FROM April 2 to 5, Philippine Network of Food Security Programmes, Inc. (PNFSP) together with its partner NGOs working collectively to stop the possible commercialization of golden rice, gathered to share lessons and experiences.
Participants from India, China, Bangladesh, Sri Lanka, Indonesia, Taiwan, Vietnam, New Zealand, Australia and Philippines assembled on said event with clear aim--to raise present concerns, issues and challenges that confront their respective country regarding Golden Rice Project.
Since rice is a staple food, we know to some degree that bio-fortification did not bring qualitative change and development among consumers. History teaches us that science that is not intended for the benefit of mankind has brought disastrous and catastrophic effects on the human body, society, ecology and the diversity of living and non-living organisms.
For Kartini Samon of GRAIN- Indonesia, “Genetically modified rice is not intended for trade. It is developed as a feed and not food. Meaning feeds for animals like pigs and chickens. And it is alarming that the Chinese government is the one doing some ‘big’ measures to control bio fortification process in the Asia Pacific Region.

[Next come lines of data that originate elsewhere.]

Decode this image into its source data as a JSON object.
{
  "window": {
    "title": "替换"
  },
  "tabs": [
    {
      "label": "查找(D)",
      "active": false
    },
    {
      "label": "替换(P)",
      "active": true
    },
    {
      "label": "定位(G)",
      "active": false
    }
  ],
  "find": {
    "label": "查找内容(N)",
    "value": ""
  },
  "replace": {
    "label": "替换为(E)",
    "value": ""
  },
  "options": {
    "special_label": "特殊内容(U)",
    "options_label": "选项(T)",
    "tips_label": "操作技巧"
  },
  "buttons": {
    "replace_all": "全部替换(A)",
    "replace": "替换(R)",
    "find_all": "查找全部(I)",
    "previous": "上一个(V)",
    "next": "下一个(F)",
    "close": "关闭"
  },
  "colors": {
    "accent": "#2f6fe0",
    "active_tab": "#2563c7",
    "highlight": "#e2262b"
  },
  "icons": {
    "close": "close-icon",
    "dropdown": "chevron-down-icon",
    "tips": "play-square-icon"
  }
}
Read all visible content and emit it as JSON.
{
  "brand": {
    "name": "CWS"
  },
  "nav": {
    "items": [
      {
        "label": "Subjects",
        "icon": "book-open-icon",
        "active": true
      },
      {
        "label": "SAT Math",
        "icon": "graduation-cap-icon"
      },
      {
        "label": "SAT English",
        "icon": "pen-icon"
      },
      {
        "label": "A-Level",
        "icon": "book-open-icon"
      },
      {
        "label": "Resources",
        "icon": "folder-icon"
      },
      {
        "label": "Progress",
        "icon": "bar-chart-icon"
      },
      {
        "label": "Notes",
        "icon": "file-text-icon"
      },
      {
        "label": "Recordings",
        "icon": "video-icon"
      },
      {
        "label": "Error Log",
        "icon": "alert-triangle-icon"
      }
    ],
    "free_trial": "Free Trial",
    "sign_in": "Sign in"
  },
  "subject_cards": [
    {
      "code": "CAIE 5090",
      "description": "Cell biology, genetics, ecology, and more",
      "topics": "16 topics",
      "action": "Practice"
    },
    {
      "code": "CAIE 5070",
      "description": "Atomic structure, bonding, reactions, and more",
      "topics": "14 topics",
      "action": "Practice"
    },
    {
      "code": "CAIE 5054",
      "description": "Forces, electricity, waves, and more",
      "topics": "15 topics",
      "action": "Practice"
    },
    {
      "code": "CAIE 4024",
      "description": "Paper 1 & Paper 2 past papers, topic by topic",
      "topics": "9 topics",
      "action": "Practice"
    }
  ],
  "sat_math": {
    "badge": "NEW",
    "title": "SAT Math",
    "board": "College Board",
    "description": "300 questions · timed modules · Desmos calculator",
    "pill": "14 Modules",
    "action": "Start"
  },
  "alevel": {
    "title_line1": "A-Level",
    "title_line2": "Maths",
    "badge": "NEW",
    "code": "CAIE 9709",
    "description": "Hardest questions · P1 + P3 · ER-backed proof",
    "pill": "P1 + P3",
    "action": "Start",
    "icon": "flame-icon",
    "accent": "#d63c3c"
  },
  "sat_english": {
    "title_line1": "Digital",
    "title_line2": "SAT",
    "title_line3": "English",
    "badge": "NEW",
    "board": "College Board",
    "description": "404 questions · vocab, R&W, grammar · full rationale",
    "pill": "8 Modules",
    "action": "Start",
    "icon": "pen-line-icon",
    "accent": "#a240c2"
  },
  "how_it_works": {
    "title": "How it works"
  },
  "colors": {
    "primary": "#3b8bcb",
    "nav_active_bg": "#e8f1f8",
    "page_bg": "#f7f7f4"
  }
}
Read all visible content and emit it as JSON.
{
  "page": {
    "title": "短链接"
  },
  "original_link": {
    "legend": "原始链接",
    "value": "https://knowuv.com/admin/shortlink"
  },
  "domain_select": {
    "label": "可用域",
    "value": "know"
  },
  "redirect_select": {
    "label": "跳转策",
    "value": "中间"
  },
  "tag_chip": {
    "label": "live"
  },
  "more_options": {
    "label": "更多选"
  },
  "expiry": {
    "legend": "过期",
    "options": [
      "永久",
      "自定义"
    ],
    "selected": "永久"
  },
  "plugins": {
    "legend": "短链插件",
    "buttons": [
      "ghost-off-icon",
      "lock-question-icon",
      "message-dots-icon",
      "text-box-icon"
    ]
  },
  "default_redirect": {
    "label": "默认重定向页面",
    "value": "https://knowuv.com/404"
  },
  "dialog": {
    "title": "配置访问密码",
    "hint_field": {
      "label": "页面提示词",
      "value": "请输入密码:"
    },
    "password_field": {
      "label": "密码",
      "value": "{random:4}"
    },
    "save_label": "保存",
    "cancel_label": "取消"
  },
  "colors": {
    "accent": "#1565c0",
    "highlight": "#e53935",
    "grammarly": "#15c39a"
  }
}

The Golden Rice Project, which aims to develop genetically modified rice was designed by the International Rice Research Institute (IRRI) and institutions from advanced countries to gain bigger profit and monopolize consumption and production of rice. Some say this is part of a “continuing policy of neo-colonialism in the form of humanitarian aid.”
Kien Dang of Vietnam noted in the forum that “nature already provided everything--vitamins, nutrients, minerals, etc.” He added: “Our ancestors were able to manage their community by saving seeds, and its part of our rich natural heritage. This seed banking is an art that must be enhanced. So, protecting rice is like protecting the future of our next generations.”
The Labor Resource Center of Bangladesh, through a research paper, further elaborated that the “green revolution” is a monster killing our own people.
“Farmers became landless due to big inputs needed to sustain modified crops,” it added, noting that the “contaminated land and ecosystem of Bangladesh must be an example for India and Philippines on resisting genetically modified seeds. Golden rice will kill the traditional way of cropping especially the naturally fortified Vitamin A... It is a threat to our national and international food security.”
For Nookaraju Sundru of India, the “seed of change must grow in our heart and soul. Modifying the natural state and order of our ecosystem is a grave sin to the Creator and to the entire race of Man. We must value indigenous and native source of Vitamin A. We must value this little seed of rice cause by its power. Our civilization survived after many years of ravishing wars in the past. This is a long battle that everyone must engage!”
Long live international solidarity.--Philippine Network of Food Security Programmes, Inc.